Souza, A. S., Czoschke, S., & Lange, E. B. (2020). Gaze-based and attention-based rehearsal in spatial working memory (online first publication). Journal of Experimental Psychology: Learning, Memory, and Cognition. doi:10.1037/xlm0000771.


Cite as: http://hdl.handle.net/21.11116/0000-0005-A23E-F
Abstract
How do we maintain information about spatial configurations in mind? Many working memory (WM) models assume that rehearsal processes are used to counteract forgetting in WM. Here, we investigated the contributions of gaze-based and attention-based rehearsal for protecting spatial representations from time-based forgetting.
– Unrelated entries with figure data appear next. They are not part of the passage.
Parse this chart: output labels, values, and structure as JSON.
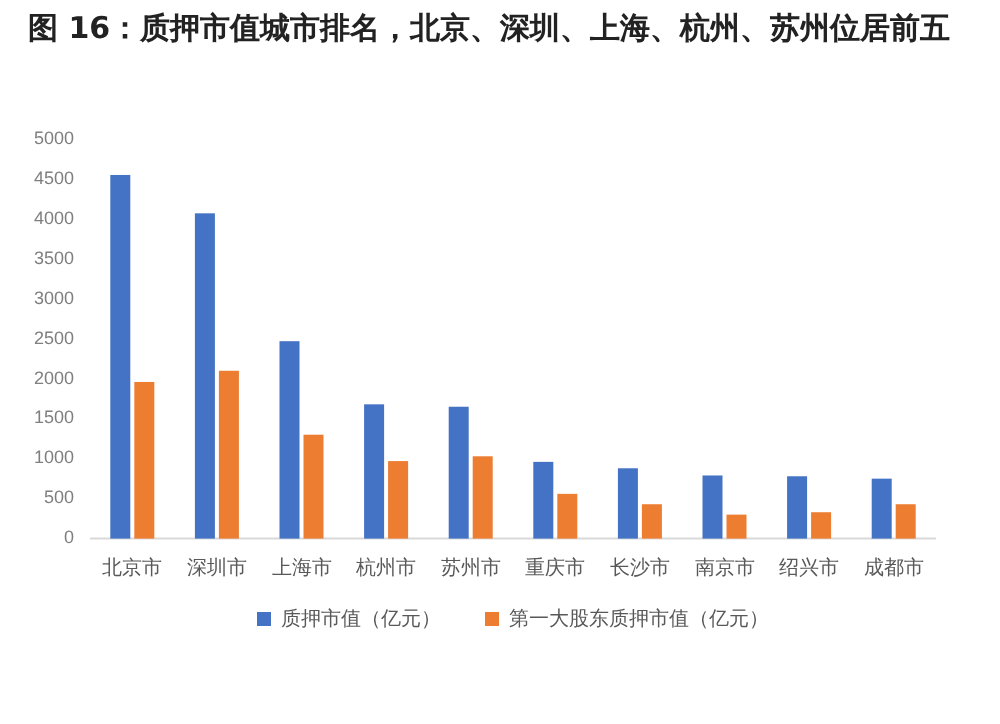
{
  "chart_data": {
    "type": "bar",
    "title": "图 16：质押市值城市排名，北京、深圳、上海、杭州、苏州位居前五",
    "categories": [
      "北京市",
      "深圳市",
      "上海市",
      "杭州市",
      "苏州市",
      "重庆市",
      "长沙市",
      "南京市",
      "绍兴市",
      "成都市"
    ],
    "series": [
      {
        "name": "质押市值（亿元）",
        "color": "#4472c4",
        "values": [
          4550,
          4070,
          2470,
          1680,
          1650,
          960,
          880,
          790,
          780,
          750
        ]
      },
      {
        "name": "第一大股东质押市值（亿元）",
        "color": "#ed7d31",
        "values": [
          1960,
          2100,
          1300,
          970,
          1030,
          560,
          430,
          300,
          330,
          430
        ]
      }
    ],
    "ylim": [
      0,
      5000
    ],
    "yticks": [
      0,
      500,
      1000,
      1500,
      2000,
      2500,
      3000,
      3500,
      4000,
      4500,
      5000
    ],
    "legend": "bottom"
  }
}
Participants memorized 6 locations selected from a grid of 30 scattered dots. Memory was tested after 1.5 or 4.5 s, and this interval was either blank or the grid remained onscreen (which is assumed to provide rehearsal support). In 2 experiments, we monitored eye movements during the retention phase, or asked participants to fixate the screen center. In 3 subsequent experiments, we tested spatial WM under dual-task conditions inhibiting shifts of visuospatial attention or central attention to the memoranda. Memory was better and more resistant to time-based forgetting in the grid than blank condition. Recording of fixations showed more frequent and efficient gaze-based rehearsal in the presence of the grid. Fixations toward distractor locations occurred at a similar frequency in the blank and grid conditions, and it did not predict incorrect recalls. Inhibition of eye-movements or shifts of visuospatial attention impaired memory overall, but it did not change the grid benefit nor the rate of time-based forgetting. In contrast, distracting central attention increased time-based forgetting regardless of grid presence. These results indicate that (a) the grid benefit is only partially explained by rehearsal; (b) gaze-errors (i.e., distractor fixations) do not lead to more forgetting; and (c) the maintenance of spatial representations over time depends on central processing.